The results of two separate studies (one on Mercilon, one on LNG) are shown in one slide. Song et al.investigated the effects of Mercilon on lipid metabolism and found an increase in HDL and a decrease in LDL, which results in a positive HDL/LDL ratio generally regarded as favorable.
In the past, long-term use of high-estrogen-dose OCs was reported to cause minimal, reversible increases in bloodpressure. However, Mercilon has been shown to have no adverse effect on blood pressure.
Insulin resistance and accompanying hyperinsulinemia may induce adverse changes in MI risk via metabolic mechanisms and effects on blood pressure. Insulin can also have deleterious effects on the vascular wall by inducing smooth muscle proliferation and lipid disposition. All oral contraceptives cause some degree of insulin resistance, but the effects of currently used low-estrogen-dose OCs vary considerably. The greatest degree of insulin resistance is seen with Pills containing levonorgestrel and the least with those containing desogestrel. (Godsland and Crook 1996).
A study by Godsland et al (1993) investigated the effects of Mercilon on glucose and insulin response to an oral glucose tolerance test (OGTT). Small changes in glucose tolerance and elevated insulin concentrations were seen in Mercilon users compared to nonusers.
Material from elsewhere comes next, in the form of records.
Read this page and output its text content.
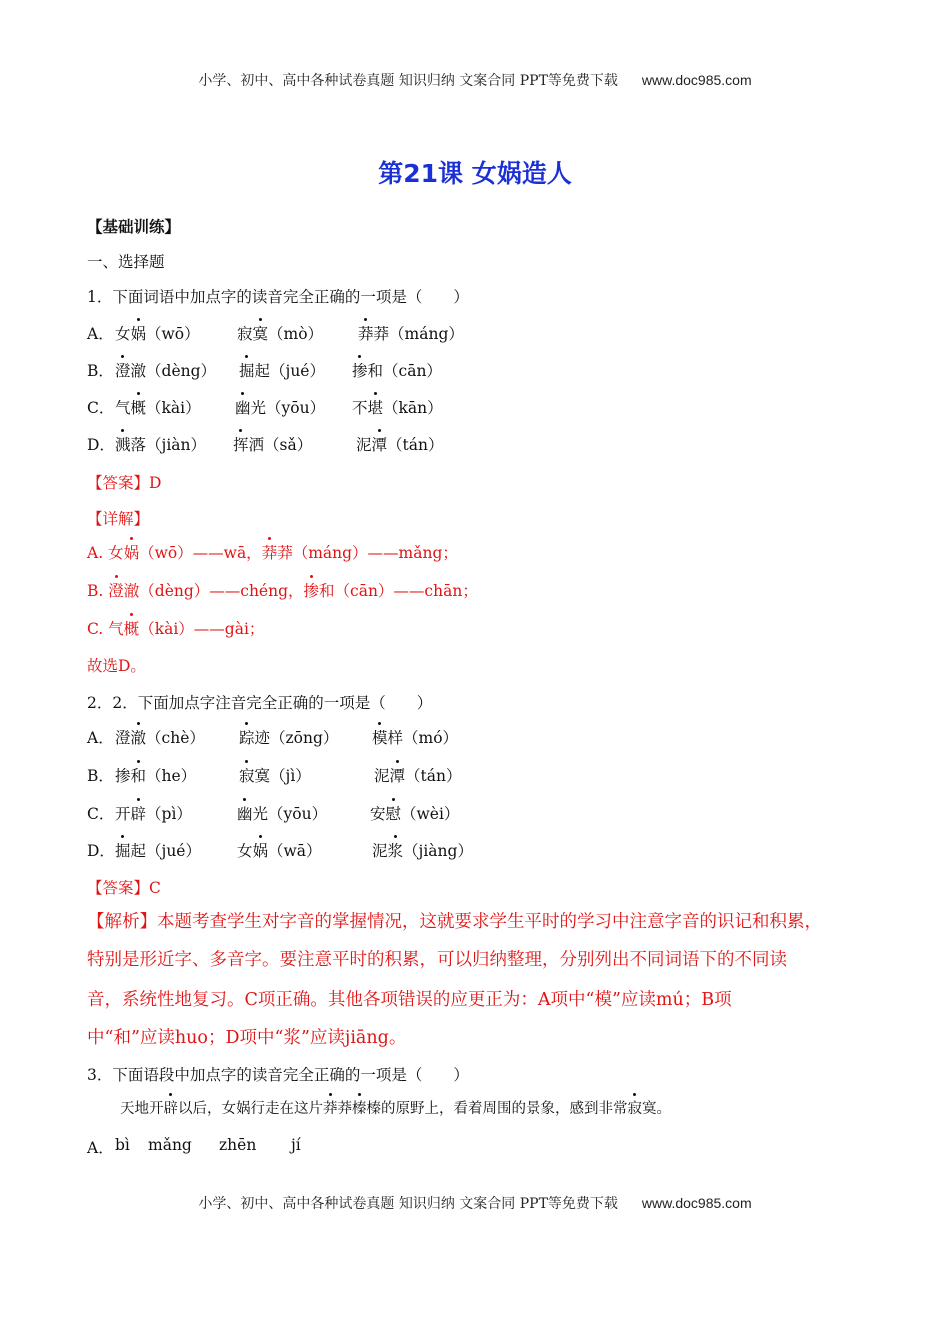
小学、初中、高中各种试卷真题 知识归纳 文案合同 PPT等免费下载 www.doc985.com
第21课 女娲造人
【基础训练】
一、选择题
1．下面词语中加点字的读音完全正确的一项是（　　）
A． 女娲（wō） 寂寞（mò） 莽莽（máng）
B． 澄澈（dèng） 掘起（jué） 掺和（cān）
C． 气概（kài） 幽光（yōu） 不堪（kān）
D． 溅落（jiàn） 挥洒（sǎ）	泥潭（tán）
【答案】D
【详解】
A. 女娲（wō）——wā，莽莽（máng）——mǎng；
B. 澄澈（dèng）——chéng，掺和（cān）——chān；
C. 气概（kài）——gài；
故选D。
2．2．下面加点字注音完全正确的一项是（　　）
A． 澄澈（chè） 踪迹（zōng） 模样（mó）
B． 掺和（he）	寂寞（jì）	泥潭（tán）
C． 开辟（pì）	幽光（yōu）	安慰（wèi）
D． 掘起（jué） 女娲（wā）	泥浆（jiàng）
【答案】C
【解析】本题考查学生对字音的掌握情况，这就要求学生平时的学习中注意字音的识记和积累，
特别是形近字、多音字。要注意平时的积累，可以归纳整理，分别列出不同词语下的不同读
音，系统性地复习。C项正确。其他各项错误的应更正为：A项中“模”应读mú；B项
中“和”应读huo；D项中“浆”应读jiāng。
3．下面语段中加点字的读音完全正确的一项是（　　）
天地开辟以后，女娲行走在这片莽莽榛榛的原野上，看着周围的景象，感到非常寂寞。
A． bì mǎng zhēn jí
小学、初中、高中各种试卷真题 知识归纳 文案合同 PPT等免费下载 www.doc985.com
However, these results were simular to, or lower than those seen with all low-dose, combined oral contraceptives and remain within normal ranges.
Of the six studies on carbohydrate metabolism with Mercilon reviewed by Fortherby (1992), none showed any effect on fasting glucose and insulin levels. It is noteworthy that the glycosylated protein and HbAlc levels - sensitive parameters of long-term glucose homeostasis- were also not affected by the use of Mercilon.
It may be concluded that Mercilon has minimal and clinically insignificant effects on carbohydrate metabolism.
Lewis MA. Heinemann LA. Spitzer WO. MacRae KD. Bruppacher R. The use of oral contraceptives and the occurrence of acute myocardial infarction in young women. Results from the Transnational Study on Oral Contraceptives and the Health of Young Women. Contraception 1997; 56(3):129-40
These are data from the large Transnational study. In this study the risk of AMI appeared to be statistically significantly higher in users of second generation OCs compared to non-users, and no such risk observed in users of 3rd generation OCs. The difference in risk of AMI between the two generations of OCs was also significant and to the benefit of third generation OCs. Based on these and earlier studies, it can be concluded that third generation OCs are the first class of OCs that is not associated with an excess risk of myocardial infarction. It now seems that third generation live up to their promise to have further reduced the incidence of rare but relevant side effects.